Laboratory tests include the hematological tests such as the complete blood picture showing eosinophilia but have very low sensitivity. Considering the biochemical liver function tests, the elevation of serum alkaline phosphatase is the most common finding. Both these laboratory tests are considered less sensitive. The Casoni skin test has been abandoned as a diagnostic tool since 1980, because of its low diagnostic value and the allergic reactions that it occasionally caused. Among the serological tests, counter immunoelectrophoresis has a high sensitivity (92%).^[5]

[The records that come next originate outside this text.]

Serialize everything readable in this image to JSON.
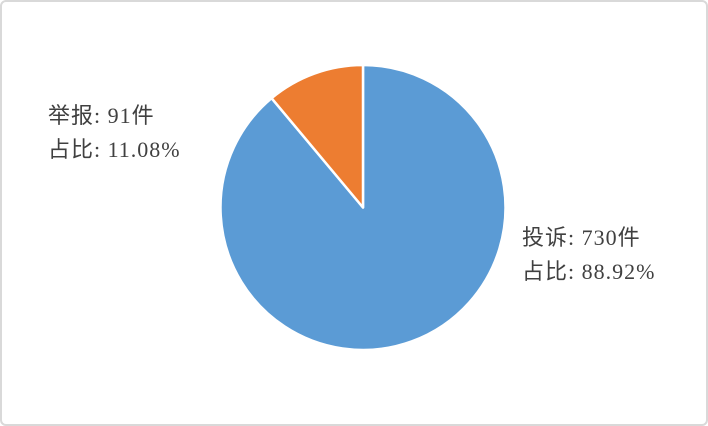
{
  "frame": {
    "background_color": "#FFFFFF",
    "border_color": "#D9D9D9"
  },
  "chart_data": {
    "type": "pie",
    "title": "",
    "legend_position": "none",
    "start_angle_deg": 0,
    "direction": "clockwise",
    "slice_border_color": "#FFFFFF",
    "categories": [
      "投诉",
      "举报"
    ],
    "series": [
      {
        "name": "投诉",
        "value": 730,
        "unit": "件",
        "percent": 88.92,
        "color": "#5B9BD5"
      },
      {
        "name": "举报",
        "value": 91,
        "unit": "件",
        "percent": 11.08,
        "color": "#ED7D31"
      }
    ]
  },
  "labels": {
    "report": {
      "line1": "举报: 91件",
      "line2": "占比: 11.08%"
    },
    "complaint": {
      "line1": "投诉: 730件",
      "line2": "占比: 88.92%"
    }
  }
}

The disease is confirmed by a high antibody titer to hydatid antigen using the counter immunoelectrophoresis test. Enzyme-linked immunosorbent assay has 56.7%-70% sensitivity.^[15] It is highly specific for diagnosis of human echinococcosis, especially when used for locations other than the liver or the lung, or for calcified cysts.^[16] The other tests include the latex agglutination and indirect haemagglutination (IHA) test.^[3]

It is not rare to discover a cyst during a prophylactic x-ray examination and the plain chest x-ray may give a clue to the diagnosis: an impaired hemidiaphragm mobility or elevation, pleural effusion, or calcifications have been described as relatively specific radiologic Hydatid cyst of diaphragm signs. A pulmonary basal shadow with erased diaphragm borders also raises suspicion for a Hydatid cyst lesion but has been considered non-specific HCD. CT is sensitive in detecting HC calcifications but does not distinguish between HCDs and hydatid cysts adjacent to the diaphragm. MRI is important when imaging Hydatid cyst with atypical CT appearance. The method's advantage is based on the superior chest wall and diaphragm delineation. Other radiologic procedures such as radionuclide scintigraphy and diagnostic pneumothorax or pneumoperitoneum, widely used in the past, are currently ignored as CT and USG are more sensitive.^[1]

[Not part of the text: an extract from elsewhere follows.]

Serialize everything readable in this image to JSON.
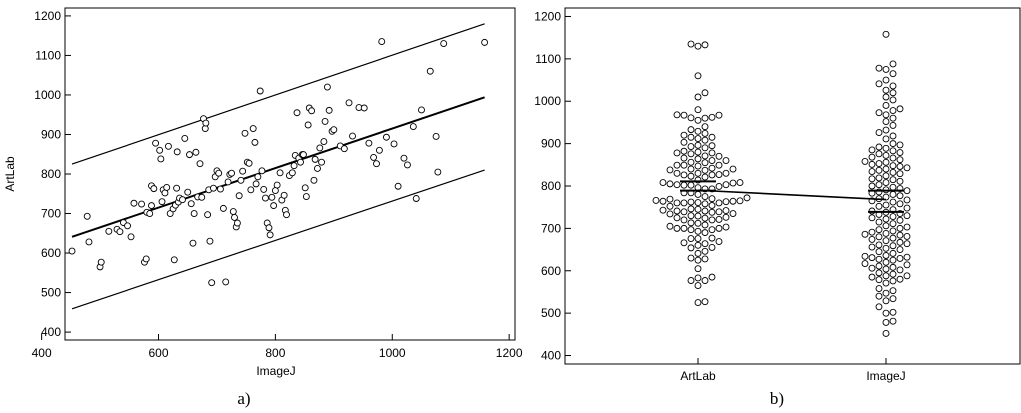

FNAC is also a useful diagnostic method, as it does not cause any complications and can help in the diagnosis.^[5] While some authors discourage FNAC for the diagnosis of hydatid cyst, but it has been reported to be useful sometimes when serology is negative.^[2]

Conclusion

Hydatid cyst of liver and lung is not uncommon. Although the disease is asymptomatic for many years because of slow growth of the cyst, it is progressive, may cause life threatening complications and has the tendency to recur. When the cyst is present in the rare site such as in extremities and clinically presents as benign soft tissue tumour, the suspicion of hydatid cyst in unlikely. This is further confusing when the patient does not have any primary hydatid cyst in lung or liver. The possibility of hydatid cyst in any patient presenting as a soft tissue swelling should be kept as differential diagnosis as it can affect any organ of the body such as thigh, mediastinum and kidney.